Vendredi 6 avril 2007

La réponse de B. n'a pas tardé, j'avais ses mots doux le lendemain, soit hier:

"tu ne mériterais même pas une réponse, mais vu que c'est la première fois que tu m'as déçu je tenais à te le faire savoir...

oublie mon adresse et mon nom"

Comme d'habitude quand je reçois un mail de lui, mon sang n'a fait qu'un tour. Comment MOI, pauvre merde, j'ose m'affirmer ? Et au nom de quoi devrais-je me taire ? De notre bel amour ? Non.

Ma réponse:

"Non, je n'oublie ni ton nom ni ton adresse pour l'unique raison que j'ai besoin de récupérer certaines choses encore chez toi après tout ce temps. Ta réponse ne me surprend pas du tout, et je dois dire que tu as de la chance de n'avoir jamais été déçu par moi jusqu'à maintenant, je ne pourrais pas en dire autant...

Mais bon c'est du passé et je ne veux pas faire la guerre, maintenant je suis passée à autre chose et je ne veux pas m'énerver donc sache que je ne m'attends à rien de toi, et qu'en ce qui concerne l'argent perdu, un "oui tu as raison" aurait largement suffi.

Les cassettes, tu peux en mettre une partie dans le sac G. et le reste dans un carton comme moi j'avais fait pour toutes tes affaires. Tu peux aussi y ajouter les clés de l'appart vu que si je me souviens bien, tu les as encore avec toi.

Tu peux envoyer le tout à cette adresse à partir de début Mai:

XXXXXX.

Merci."

S'il lui reste un minimum de dignité, il restera silencieux et me renverra ce qui m'appartient comme je le lui demande. S'il est intelligent il conviendra que ma demande de reconnaissance est justifiée. Mais je n'en attends pas tant de lui. En fait j'espère le silence car sinon je crains qu'on finisse par s'insulter. Sujet clos donc.

O. est bien-sûr au courant de tout ça. Il a halluciné quand je lui ai raconté dans les grandes lignes cette histoire. Il me soutient, reste proche.

Hier après le taf, et donc après l'envoi de ma réponse à B., je suis allée Place de la Sorbonne boire un coca en attendant O. qui m'a rejointe vers 20h15 car on allait passer la soirée dans un resto aves ses amis tout près de là.

En l'attendant hier, j'étais toute space, envie de pleurer, en colère, triste, frustrée, et avec un mot en tête "connard, connard, connard".

Je me suis encore interrogée sur le pourquoi de tout ça et comment on peut en arriver là, à presque détester une personne dont on a été si proche.

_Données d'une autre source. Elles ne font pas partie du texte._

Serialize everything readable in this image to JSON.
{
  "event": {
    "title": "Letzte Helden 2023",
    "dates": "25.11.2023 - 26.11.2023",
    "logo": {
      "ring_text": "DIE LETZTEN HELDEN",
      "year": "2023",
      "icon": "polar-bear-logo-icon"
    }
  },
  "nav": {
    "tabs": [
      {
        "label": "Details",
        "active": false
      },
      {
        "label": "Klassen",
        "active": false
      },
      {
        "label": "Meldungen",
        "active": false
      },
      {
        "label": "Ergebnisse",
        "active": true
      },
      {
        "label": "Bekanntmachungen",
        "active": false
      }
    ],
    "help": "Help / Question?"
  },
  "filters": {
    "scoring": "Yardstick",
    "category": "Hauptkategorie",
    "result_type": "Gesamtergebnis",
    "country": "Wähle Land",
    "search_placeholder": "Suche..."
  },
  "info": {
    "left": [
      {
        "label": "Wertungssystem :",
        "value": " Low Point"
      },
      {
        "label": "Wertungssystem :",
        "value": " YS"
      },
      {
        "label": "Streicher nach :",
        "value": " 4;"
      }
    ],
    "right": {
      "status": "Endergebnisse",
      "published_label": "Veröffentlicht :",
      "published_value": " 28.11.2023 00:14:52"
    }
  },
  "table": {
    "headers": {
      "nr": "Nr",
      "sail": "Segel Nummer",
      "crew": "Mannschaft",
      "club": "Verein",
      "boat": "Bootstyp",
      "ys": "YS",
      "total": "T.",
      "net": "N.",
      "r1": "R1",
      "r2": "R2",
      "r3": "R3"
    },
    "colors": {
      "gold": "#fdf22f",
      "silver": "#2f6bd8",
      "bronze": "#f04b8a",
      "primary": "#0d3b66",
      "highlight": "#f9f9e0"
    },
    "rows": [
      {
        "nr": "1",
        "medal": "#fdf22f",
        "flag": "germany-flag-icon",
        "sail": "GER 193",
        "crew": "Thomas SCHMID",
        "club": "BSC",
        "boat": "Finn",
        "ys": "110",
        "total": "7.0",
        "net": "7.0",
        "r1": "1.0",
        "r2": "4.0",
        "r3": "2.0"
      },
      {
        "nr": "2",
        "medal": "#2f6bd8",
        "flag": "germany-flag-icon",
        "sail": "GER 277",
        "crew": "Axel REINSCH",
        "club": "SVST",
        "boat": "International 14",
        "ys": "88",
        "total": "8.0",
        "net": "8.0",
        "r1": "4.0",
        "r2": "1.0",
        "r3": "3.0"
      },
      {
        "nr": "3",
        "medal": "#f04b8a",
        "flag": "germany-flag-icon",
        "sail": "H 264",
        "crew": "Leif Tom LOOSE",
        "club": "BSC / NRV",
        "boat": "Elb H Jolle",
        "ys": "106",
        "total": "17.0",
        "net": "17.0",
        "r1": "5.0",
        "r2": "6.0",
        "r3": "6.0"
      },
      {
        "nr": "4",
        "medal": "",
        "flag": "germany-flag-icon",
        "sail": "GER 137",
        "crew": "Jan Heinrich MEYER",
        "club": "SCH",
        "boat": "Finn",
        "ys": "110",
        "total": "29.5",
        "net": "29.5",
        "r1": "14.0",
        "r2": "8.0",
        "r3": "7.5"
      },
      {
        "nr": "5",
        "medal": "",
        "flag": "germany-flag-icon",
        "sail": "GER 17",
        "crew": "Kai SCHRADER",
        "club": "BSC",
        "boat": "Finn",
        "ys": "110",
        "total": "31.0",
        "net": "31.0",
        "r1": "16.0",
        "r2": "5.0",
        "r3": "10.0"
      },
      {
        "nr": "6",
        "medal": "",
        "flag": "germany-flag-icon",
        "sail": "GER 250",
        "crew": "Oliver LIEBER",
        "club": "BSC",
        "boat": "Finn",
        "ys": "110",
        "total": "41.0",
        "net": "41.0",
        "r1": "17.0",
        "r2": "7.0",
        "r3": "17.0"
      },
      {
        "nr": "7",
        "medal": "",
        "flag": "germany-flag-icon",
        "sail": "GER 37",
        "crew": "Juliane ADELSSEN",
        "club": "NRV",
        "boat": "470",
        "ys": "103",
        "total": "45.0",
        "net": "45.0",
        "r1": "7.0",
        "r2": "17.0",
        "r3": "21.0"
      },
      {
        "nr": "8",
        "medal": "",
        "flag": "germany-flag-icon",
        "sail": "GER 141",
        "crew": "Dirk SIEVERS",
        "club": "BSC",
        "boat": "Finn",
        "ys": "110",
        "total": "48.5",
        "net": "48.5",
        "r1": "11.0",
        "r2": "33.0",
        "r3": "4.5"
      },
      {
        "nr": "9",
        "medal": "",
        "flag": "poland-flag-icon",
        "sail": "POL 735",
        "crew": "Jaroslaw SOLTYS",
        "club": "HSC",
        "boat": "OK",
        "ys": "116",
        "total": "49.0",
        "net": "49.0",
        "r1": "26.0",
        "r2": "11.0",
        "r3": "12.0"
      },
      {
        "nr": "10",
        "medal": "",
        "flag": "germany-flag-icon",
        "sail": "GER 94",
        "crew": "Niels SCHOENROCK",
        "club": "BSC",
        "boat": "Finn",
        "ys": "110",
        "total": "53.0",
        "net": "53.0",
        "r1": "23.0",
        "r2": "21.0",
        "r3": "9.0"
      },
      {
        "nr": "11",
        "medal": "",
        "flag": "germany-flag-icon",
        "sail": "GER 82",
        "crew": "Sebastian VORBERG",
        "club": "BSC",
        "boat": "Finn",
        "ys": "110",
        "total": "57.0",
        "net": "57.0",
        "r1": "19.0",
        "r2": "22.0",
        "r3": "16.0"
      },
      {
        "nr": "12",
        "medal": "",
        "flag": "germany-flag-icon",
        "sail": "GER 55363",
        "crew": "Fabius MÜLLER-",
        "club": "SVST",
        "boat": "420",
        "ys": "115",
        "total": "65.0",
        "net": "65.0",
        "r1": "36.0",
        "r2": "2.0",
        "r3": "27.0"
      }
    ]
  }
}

O. est arrivé, ça a un peu mieux été, j'hésitais à lui parler de la réponse de B., et de la mienne ensuite. Je me sentais space. Heureuse d'être là avec lui, mais un peu en décalage aussi. J'avais l'impression de revenir de loin, d'avoir retouché à quelque chose d'extrêmement désagréable, mais nécessaire.

On est allés au resto, et sur le chemin je me sentais plus forte pour lui raconter sans prendre le risque de me mettre à pleurer (ce que je craignais une heure avant).

Il a trouvé dingue et complètement déplacée la réaction de B. Le monde à l'envers.

Soirée très sympa avec ses amis, on est rentrés à moitié saouls chez lui en taxi à 1 heure du mat. Beaucoup de tendresse à table, plusieurs fois on s'est dits qu'on s'aimait et on a annoncé la nouvelle de l'appart à ceux qui ne le savaient pas... On était 10 en tout.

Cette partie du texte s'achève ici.